Response variables in the experiment were monthly estimates of kelp density and length of each individual kelp thallus. Density was measured by counting all individual kelp present in the plots, including both the established ones and new recruits. Length of each individual was measured as the distance between the holdfast and the tip of a longest blade. Kelp density and length increments were standardized by subtracting the initial mean value at the beginning of the experiment (T0) from the mean value at subsequent time points (Tn) for each replicate. These replicates then were averaged for each increment (Tn - T0).

At both sites, we measured chlorophyll-a levels every month during the sampling period using bottle samples taken from the surf zone (Menge et al. 1997).

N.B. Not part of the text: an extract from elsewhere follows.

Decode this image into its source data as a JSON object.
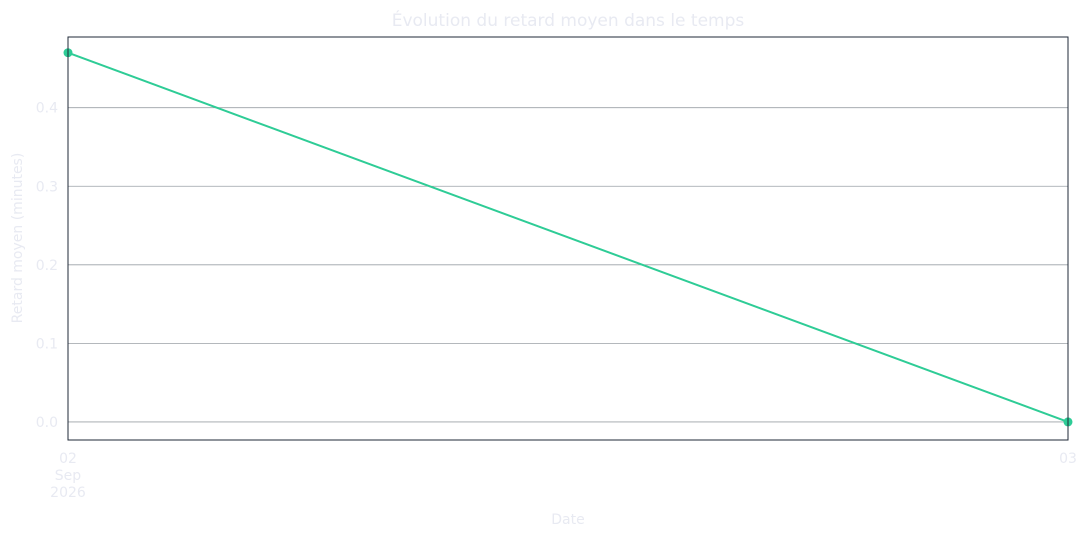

We also quantified abundance of small mobile species using the transect-quadrat method. Surveys were conducted annually in the low intertidal zone (i.e., tidal height ± ~0.7 m) in June or July. The method involves visual sampling in 10 haphazardly chosen 0.25 m2 quadrats per each of two to three sectors per site. Quadrats were spaced at ~three-meter intervals along 30 m transects placed in the center of each zone parallel to the water’s edge. Mobile organisms were then counted in each 0.25 m2 quadrat to provide density estimates. We present data from 2016-19.